The encampment is supported by donations and generally, the homeless of the District aren't able to donate as much to the Occupy cause as their voluntarily houseless counterparts. But they give back where and when they can, members of the movement say.  Poca and DeVoe have seen the homeless of Occupy do some of the chores and inventories for the camp in lieu of donations like money or supplies.

"When they can [give back], they will," said Kay Schaner, an Occupier who has oscillated between homelessness and having a home.

But Schaner qualifies that with a warning; she thinks that anyone, homeless or not,who  isn't contributing,  should be kicked out.

"If they're not productive, if they're not looking for a job, if they're not volunteering…if this hasn't filled them with hope, then I don't know what will."

Benn Mace and his wife Kit LaCroix occupy on and off while living with their parents in Annandale, Va.  They welcome and treasure the homeless people within the Occupy movement who have an equal part in keeping the protest going as anyone else.
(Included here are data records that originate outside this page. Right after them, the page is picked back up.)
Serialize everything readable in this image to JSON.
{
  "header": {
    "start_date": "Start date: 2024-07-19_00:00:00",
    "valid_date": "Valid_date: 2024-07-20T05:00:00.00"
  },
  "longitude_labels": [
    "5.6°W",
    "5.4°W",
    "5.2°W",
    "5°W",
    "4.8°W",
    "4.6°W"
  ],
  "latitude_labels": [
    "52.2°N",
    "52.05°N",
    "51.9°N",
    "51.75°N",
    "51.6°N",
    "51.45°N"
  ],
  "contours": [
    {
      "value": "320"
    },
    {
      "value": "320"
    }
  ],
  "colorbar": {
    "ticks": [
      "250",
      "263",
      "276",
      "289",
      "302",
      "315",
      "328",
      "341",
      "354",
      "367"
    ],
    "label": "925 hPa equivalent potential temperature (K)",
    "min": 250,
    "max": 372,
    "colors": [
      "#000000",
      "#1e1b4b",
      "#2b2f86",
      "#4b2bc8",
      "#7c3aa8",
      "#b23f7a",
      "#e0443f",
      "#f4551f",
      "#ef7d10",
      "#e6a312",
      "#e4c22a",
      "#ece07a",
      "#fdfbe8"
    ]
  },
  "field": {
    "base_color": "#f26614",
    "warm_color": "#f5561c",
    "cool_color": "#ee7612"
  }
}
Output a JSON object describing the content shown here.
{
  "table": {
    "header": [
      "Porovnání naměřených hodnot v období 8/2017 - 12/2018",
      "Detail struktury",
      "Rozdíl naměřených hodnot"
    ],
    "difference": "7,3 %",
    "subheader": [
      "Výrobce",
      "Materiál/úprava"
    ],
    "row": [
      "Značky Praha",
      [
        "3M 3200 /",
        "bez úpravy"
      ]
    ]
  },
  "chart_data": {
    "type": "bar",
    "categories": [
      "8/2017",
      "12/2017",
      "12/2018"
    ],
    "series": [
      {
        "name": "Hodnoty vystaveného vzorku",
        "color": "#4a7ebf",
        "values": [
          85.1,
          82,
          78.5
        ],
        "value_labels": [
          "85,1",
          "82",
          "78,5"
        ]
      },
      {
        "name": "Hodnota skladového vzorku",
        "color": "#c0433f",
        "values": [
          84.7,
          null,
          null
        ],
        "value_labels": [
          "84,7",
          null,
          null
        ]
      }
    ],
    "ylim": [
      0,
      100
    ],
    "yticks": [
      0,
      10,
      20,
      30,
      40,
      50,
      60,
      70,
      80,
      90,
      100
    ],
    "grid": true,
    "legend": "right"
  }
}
"If they come in from another city and want to take part, or if they're college students who are skipping class to come do this, or whether they usually sleep on the steps of a statue at night, you're welcome to come in, so long as you help out…that's really the only line we draw, but we draw it for everyone," said Mace, speaking for Occupy DC

Through Occupy DC, homeless people like DeVoe and others have found a place, though without a roof, that they can call a home.  Though they don't have jobs yet, they are getting prepared for a life after Occupy DC with the skills they glean from their responsibilities within Freedom Plaza.

It is important, said Poca, not to  judge or treat the homeless differently.

"They're part of the 99 percent, so they have as much right to be here and express themselves regardless of any kind of handicap," said Poca.  "Just because you're homeless, you haven't lost your vote."